Dengan begitu Lorenzo sudah hafal betul tentang YZR-M1 ini. Lorenzo diyakini mampu untuk membantu pengembangan dari M1. X-Fuera sudah tahu betul kelebihan dan kekurangan motor Yamaha ini. Sehingga dengan perhitungan yang cermat dari Lorenzo pengembangan motor dirasa akan berada dalam jalur yang tepat. Satu lagi yang tak kalah pentingnya dari pinangan Jorge Lorenzo ini. Ia sudah pernah merasakan naik Desmosedici dan juga RC213V.

Lorenzo didapuk menjadi pembalap uji Yamaha adalah salah satu strategi Lin Jarvis mengejar ketertinggalan dari Honda dan Ducati.

Satu setengah tahun bersama Ducati ia mampu membuat Desmosedici-GP agak ramah terhadap siapapun pembalap yang menungganginya. Ia mampu membantu Ducati mengembangkan motor di area yang kurang populer untuk ranah pengembangan motor. Seperti Tank Pad, Footstep lalu ada lagi bentuk Fueltank dari Desmosedici sekarang ini adalah andil dari seorang Lorenzo.

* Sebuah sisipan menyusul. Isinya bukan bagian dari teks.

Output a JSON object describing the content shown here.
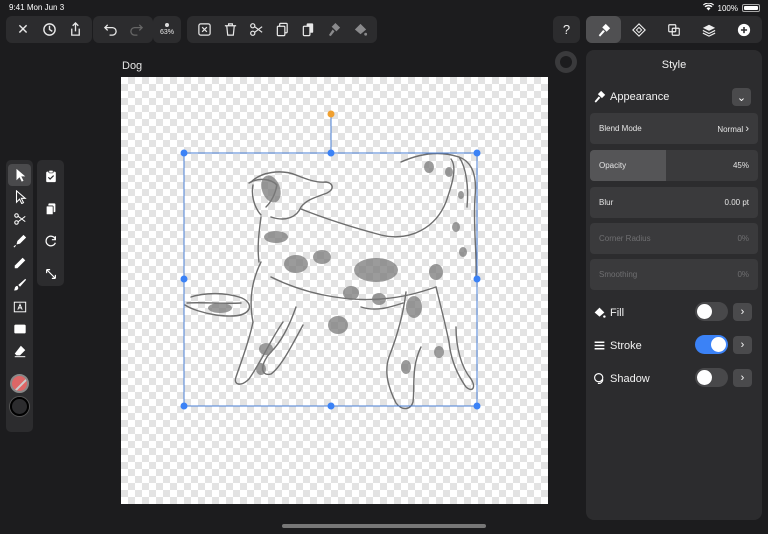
{
  "status": {
    "time": "9:41",
    "date": "Mon Jun 3",
    "battery": "100%"
  },
  "toolbar": {
    "zoom": "63%",
    "icons": [
      "close-icon",
      "history-icon",
      "share-icon",
      "undo-icon",
      "redo-icon",
      "deselect-icon",
      "trash-icon",
      "scissors-icon",
      "copy-icon",
      "paste-icon",
      "paint-format-icon",
      "paint-bucket-icon"
    ]
  },
  "document": {
    "title": "Dog"
  },
  "inspector": {
    "help_label": "?",
    "tabs": [
      "style-icon",
      "arrange-icon",
      "boolean-icon",
      "layers-icon",
      "add-icon"
    ],
    "title": "Style",
    "appearance": "Appearance",
    "rows": [
      {
        "label": "Blend Mode",
        "value": "Normal"
      },
      {
        "label": "Opacity",
        "value": "45%",
        "fill": 0.45
      },
      {
        "label": "Blur",
        "value": "0.00 pt"
      },
      {
        "label": "Corner Radius",
        "value": "0%"
      },
      {
        "label": "Smoothing",
        "value": "0%"
      }
    ],
    "fill": {
      "label": "Fill",
      "on": false
    },
    "stroke": {
      "label": "Stroke",
      "on": true
    },
    "shadow": {
      "label": "Shadow",
      "on": false
    },
    "accent": "#3b82f6"
  }
}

Kemudian satu tahun menunggangi RC213V dari Honda, adalah pengalaman yang tak bisa dianggap remeh. Walaupun tidak maksimal, namun setidaknya Lorenzo tahu sedikit banyakknya tentang motor itu. Memang kenyataannya Yamaha kalah satu langkah dari dua rival terberatnya itu. Mana lagi kalo bukan Honda dan Ducati. Bahkan jika tidak segera berbenah Suzuki akan mampu meninggalkan Yamaha dalam pengembangan motor.

Jorge Lorenzo Yamaha 2012 - indomotorsport

Cukup cerdik stategi yang di lakukan oleh Lin Jarvis. Dengan meminang Lorenzo sebagai pembalap uji, Lin Jarvis berupaya untuk menambal kekurangan terhadap pengembangan M1. Lorenzo mengikuti jejak Casey Stoner yang selepas pensiun menjadi pembalap uji untuk Honda dan Ducati. Dan juga Dani Pedrosa Setelah pensiun dari Honda menjadi test rider untuk KTM pabrikan asal Austria itu.

Yamaha telah merombak tim uji coba untuk tahun 2020, dan membanginya menjadi 2 tim. Tim jepang dan Tim Eropa. Dengan mantan pembalap Tech 3 Jonas Folger di daulat untuk tim Eropa Tahun lalu. Kemudian Folger tak masuh line-up untuk tahun 2020. Lalu tim uji Jepang Kohta Nozane dan Katsuyuki Nakasuga akan menjalankan program di seluruh dunia bersama Jorge Lorenzo.